With several well-known infrastructure and deployment options now offering native Arm compatibility, the broader ecosystem has embraced Arm. To continually create, test, and deploy apps, many developers utilize GitHub Actions, the company’s continuous integration and continuous delivery (CI/CD) workflow engine. Both GitHub-hosted runners and self-hosted runners which may be installed on local Arm hardware or in an Arm virtual machine are now available for Arm.
Because of their efficient resource use, portability, reproducibility, isolation and security, and faster development workflow, containers are a popular deployment target. It is now possible to create Arm agent nodes and combine x86 and Arm architecture nodes in a cluster using Microsoft Azure Kubernetes Service (AKS).
Characteristics
With Azure Virtual Machines, you may choose from a variety of memory ratios for a specific vCPU size, allowing you to customize the setup that best suits your workloads in terms of memory requirements and CPU performance.

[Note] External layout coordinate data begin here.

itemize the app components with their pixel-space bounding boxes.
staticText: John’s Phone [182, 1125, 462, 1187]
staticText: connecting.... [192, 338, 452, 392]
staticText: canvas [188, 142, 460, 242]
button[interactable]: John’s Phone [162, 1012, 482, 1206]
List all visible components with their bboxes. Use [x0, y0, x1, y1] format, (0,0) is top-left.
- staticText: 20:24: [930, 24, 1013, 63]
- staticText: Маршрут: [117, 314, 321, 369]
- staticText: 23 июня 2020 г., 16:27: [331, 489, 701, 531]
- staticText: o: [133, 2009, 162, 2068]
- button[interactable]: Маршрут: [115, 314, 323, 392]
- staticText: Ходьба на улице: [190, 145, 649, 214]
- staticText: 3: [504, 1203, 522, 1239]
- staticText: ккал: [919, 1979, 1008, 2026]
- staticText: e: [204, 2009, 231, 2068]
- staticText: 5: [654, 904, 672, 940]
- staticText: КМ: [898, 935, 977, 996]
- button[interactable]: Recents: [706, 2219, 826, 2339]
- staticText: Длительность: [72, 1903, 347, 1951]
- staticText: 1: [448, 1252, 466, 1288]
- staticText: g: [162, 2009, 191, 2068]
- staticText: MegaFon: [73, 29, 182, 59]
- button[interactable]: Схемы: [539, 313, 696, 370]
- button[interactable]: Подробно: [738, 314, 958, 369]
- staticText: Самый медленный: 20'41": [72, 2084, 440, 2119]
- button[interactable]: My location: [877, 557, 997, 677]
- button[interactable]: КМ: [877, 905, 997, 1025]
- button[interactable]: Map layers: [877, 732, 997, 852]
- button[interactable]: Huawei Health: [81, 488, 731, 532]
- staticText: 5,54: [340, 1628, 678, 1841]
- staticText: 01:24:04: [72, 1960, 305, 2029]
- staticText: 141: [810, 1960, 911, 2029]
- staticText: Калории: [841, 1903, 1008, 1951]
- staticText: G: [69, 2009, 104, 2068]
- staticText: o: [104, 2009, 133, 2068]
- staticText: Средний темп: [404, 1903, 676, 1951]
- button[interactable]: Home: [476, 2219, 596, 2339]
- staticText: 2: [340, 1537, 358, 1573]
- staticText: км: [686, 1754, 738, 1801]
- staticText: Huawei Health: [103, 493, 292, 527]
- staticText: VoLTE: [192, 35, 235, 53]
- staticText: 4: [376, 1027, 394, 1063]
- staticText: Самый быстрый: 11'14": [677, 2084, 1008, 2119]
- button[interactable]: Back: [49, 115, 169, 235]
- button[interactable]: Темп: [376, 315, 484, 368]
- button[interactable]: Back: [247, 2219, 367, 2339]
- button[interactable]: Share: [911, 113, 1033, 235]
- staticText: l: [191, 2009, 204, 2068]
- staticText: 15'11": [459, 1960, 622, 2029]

To enable you to implement the choice that best suits your workload, all of these virtual machine series are offered with and without local drives.
- With a memory-to-vCPU ratio of 4:1, the new Dpsv6-series and Dpdsv6-series general-purpose virtual machines have up to 96 vCPUs and 384 GiB of RAM. They operate well with cloud-native systems like AKS, web servers, application servers, small to medium open-source databases, and scale-out workloads. Arm developers can use these virtual machines (VMs) in development, test, and CI/CD pipelines.
- 192 GiB of RAM and up to 96 vCPUs are available in the new Dplsv6-series and Dpldsv6-series virtual machines (2:1 memory-to-vCPU ratio). Media transcoding, microservices, gaming servers, small databases, and workloads that don’t require a lot of RAM per virtual CPU are all ideal uses for them.
- The new memory-optimized virtual machines (VMs) from the Epsv6 and Epdsv6 series have up to 96 virtual CPUs and 672 gigabytes of random-access memory (up to 8:1 memory-to-vCPU ratio). These virtual machines are intended for tasks requiring a lot of memory, like data analytics, in-memory caching apps, and big databases.
Standard SSD, Standard HDD, Premium SSD, and Ultra Disk storage are among the remote disk formats that the new virtual machines support. See Azure managed disk type for further information on different disk types and their availability by location. Unlike virtual machines, disk storage is priced separately. You can use the command-line interface (CLI), PowerShell, SDKs, Azure portal, and APIs to deploy these new virtual machines.
Costing
The Azure Virtual Machines pricing and Pricing calculator pages provide additional information regarding the cost of Azure Cobalt 100-based VMs.
You can also reduce your expenses by using Spot Virtual Machines, Reserved Instances, and Azure’s compute savings plan. Because reserved virtual machine instances are paid for in advance for one or three years, they can lower expenses and enhance your budget forecasts. Get one-year Azure Reserved Virtual Machine (VM) Instances for specified Linux VMs and save 15% for a limited time.
From October 1, 2024, to March 31, 2025, this bargain is valid. Details can be found here. You can choose how much you want to spend on Azure VMs and other Azure services with the Azure savings plan for compute. For applications that can withstand disruptions and have variable execution times, Spot Virtual Machines can further optimize your cloud expenditures while also drastically lowering the cost of operating in Azure.
Power efficiency and pricing performance in a new era
With the release of Azure Cobalt 100-based VMs, a new era in Azure’s architecture has begun. Through its proprietary silicon program, it provides its clients with outstanding value, performance, and power efficiency.